The International Monetary Fund has also expressed optimism about Ghana’s inflation outlook. According to Ruben Atoyan, the IMF Staff team lead for Ghana’s $3 billion bailout program, inflation is forecasted to remain within the Bank of Ghana’s target band. This projection is anchored on macroeconomic stabilization efforts by the government, with positive momentum expected to continue into 2026 with growth projected at 4.8%.
Yet the World Bank’s assessment points to underlying risks that could derail these gains. Exchange rate volatility, energy cost fluctuations, and food supply challenges represent potential triggers that could reignite inflationary pressures before year-end. External shocks such as global oil price swings and regional trade disruptions compound these domestic vulnerabilities.
Inflation had been declining for seven consecutive months, falling to 12.1% in July from 23.8% in December 2024, demonstrating the effectiveness of tight monetary policy throughout 2024 and early 2025. The disinflation success stemmed from multiple factors working in concert, including monetary policy tightening that squeezed excess liquidity from the economy.
The contradiction between the World Bank’s projection and local forecasts raises questions about the durability of Ghana’s macroeconomic gains. Some traders and analysts have expressed skepticism that the improvements can be sustained, pointing to structural weaknesses in the economy that remain unaddressed.
Ghana’s experience mirrors a broader regional pattern where inflation is cooling rapidly across Africa, yet certain countries continue struggling with persistent price pressures. The World Bank revised Ghana’s 2025 economic growth forecast upward from 3.9% to 4.3%, suggesting overall economic improvement despite inflation concerns.
The challenge for Ghanaian authorities lies in maintaining the delicate balance achieved through fiscal discipline, stable exchange rates, and improved food supply chains. Any slippage in these areas could quickly reverse the hard-won gains of the past year. The current relative calm in market stalls and at fuel pumps may prove temporary if the World Bank’s projection materializes.
Economists warn that maintaining single-digit inflation will require sustained fiscal discipline and continued policy vigilance. The government faces pressure to avoid populist spending that could undermine macroeconomic stability, particularly as political considerations may tempt authorities to loosen fiscal constraints.
The World Bank’s forecast serves as a reminder that Ghana’s battle against inflation remains far from over. While recent achievements deserve recognition, authorities cannot afford complacency. The transition from crisis-level inflation to sustainable price stability requires sustained effort across multiple policy fronts.

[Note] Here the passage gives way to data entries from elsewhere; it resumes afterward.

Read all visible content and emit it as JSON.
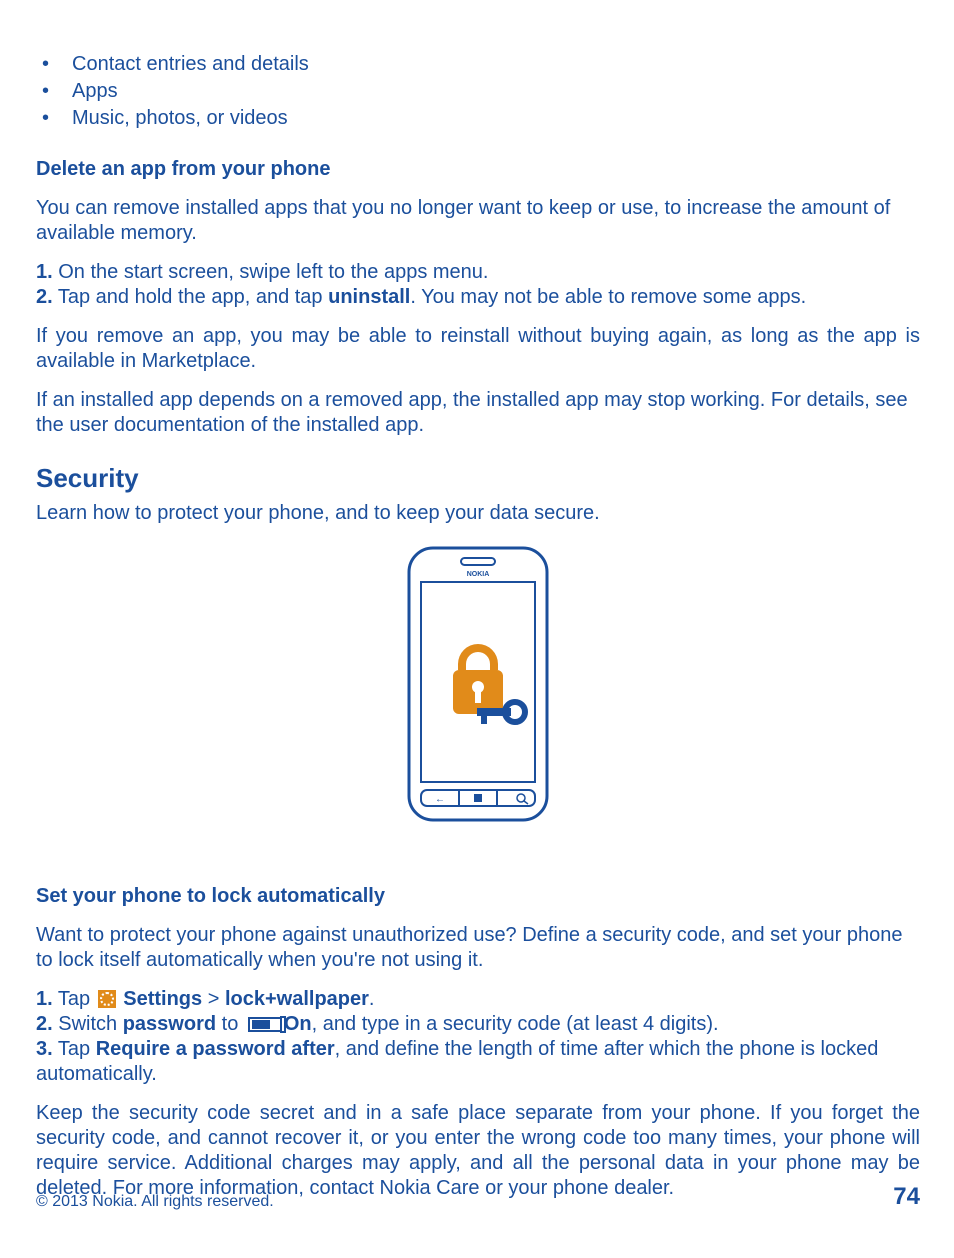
{
  "bullets": [
    "Contact entries and details",
    "Apps",
    "Music, photos, or videos"
  ],
  "delete": {
    "heading": "Delete an app from your phone",
    "intro": "You can remove installed apps that you no longer want to keep or use, to increase the amount of available memory.",
    "step1_num": "1.",
    "step1_text": " On the start screen, swipe left to the apps menu.",
    "step2_num": "2.",
    "step2_text_a": " Tap and hold the app, and tap ",
    "step2_bold": "uninstall",
    "step2_text_b": ". You may not be able to remove some apps.",
    "para_reinstall": "If you remove an app, you may be able to reinstall without buying again, as long as the app is available in Marketplace.",
    "para_depends": "If an installed app depends on a removed app, the installed app may stop working. For details, see the user documentation of the installed app."
  },
  "security": {
    "heading": "Security",
    "intro": "Learn how to protect your phone, and to keep your data secure."
  },
  "autolock": {
    "heading": "Set your phone to lock automatically",
    "intro": "Want to protect your phone against unauthorized use? Define a security code, and set your phone to lock itself automatically when you're not using it.",
    "step1_num": "1.",
    "step1_tap": " Tap ",
    "step1_settings": "Settings",
    "step1_gt": " > ",
    "step1_lock": "lock+wallpaper",
    "step1_dot": ".",
    "step2_num": "2.",
    "step2_switch": " Switch ",
    "step2_password": "password",
    "step2_to": " to ",
    "step2_on": "On",
    "step2_rest": ", and type in a security code (at least 4 digits).",
    "step3_num": "3.",
    "step3_tap": " Tap ",
    "step3_req": "Require a password after",
    "step3_rest": ", and define the length of time after which the phone is locked automatically.",
    "warning": "Keep the security code secret and in a safe place separate from your phone. If you forget the security code, and cannot recover it, or you enter the wrong code too many times, your phone will require service. Additional charges may apply, and all the personal data in your phone may be deleted. For more information, contact Nokia Care or your phone dealer."
  },
  "footer": {
    "copyright": "© 2013 Nokia. All rights reserved.",
    "page": "74"
  }
}
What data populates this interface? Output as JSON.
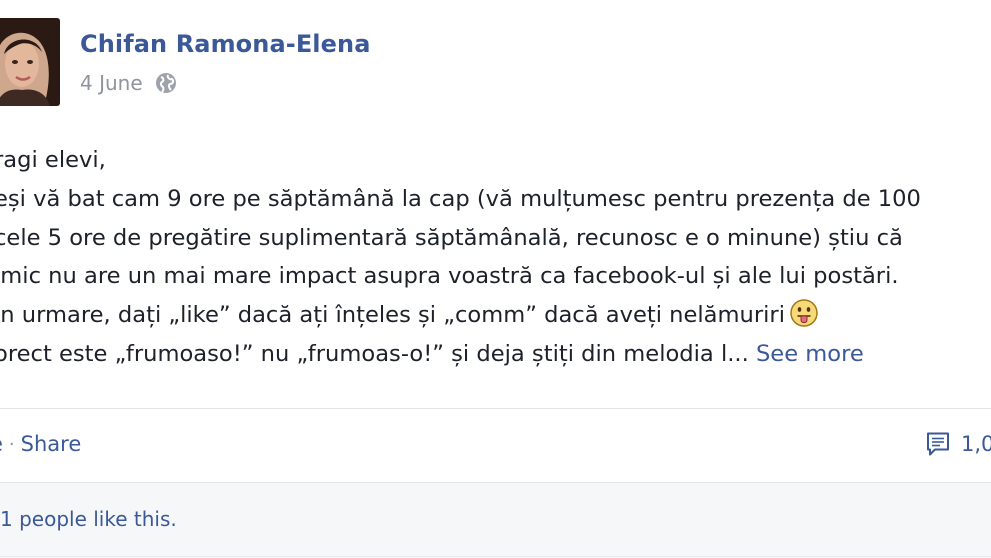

Food price dynamics will play a crucial role in determining whether Ghana can maintain single-digit inflation. Agricultural productivity improvements and better supply chain management could help keep food inflation in check. Conversely, weather-related disruptions or logistical challenges could quickly push prices upward.
Exchange rate stability represents another critical factor. The cedi’s performance against major currencies directly affects import costs, particularly for fuel and essential commodities. Any significant depreciation could rapidly transmit into higher domestic prices, potentially fulfilling the World Bank’s double-digit inflation forecast.
The divergence between the World Bank’s projection and local forecasts also highlights the uncertainty inherent in economic forecasting. Multiple factors, both domestic and international, will influence Ghana’s actual inflation outcome by year-end. These include global commodity price movements, domestic harvest outcomes, and government fiscal discipline.
For ordinary Ghanaians, the debate over inflation projections has real consequences. Price stability affects household budgets, business planning, and overall economic confidence. The hope is that current gains can be consolidated and extended, but the World Bank’s warning suggests vigilance remains essential.
As 2025 progresses toward its conclusion, the true test of Ghana’s economic management will become clear. Whether inflation stays within single digits or climbs back above 10% will depend on how effectively authorities navigate the risks identified by the World Bank while maintaining the policy discipline that enabled recent progress.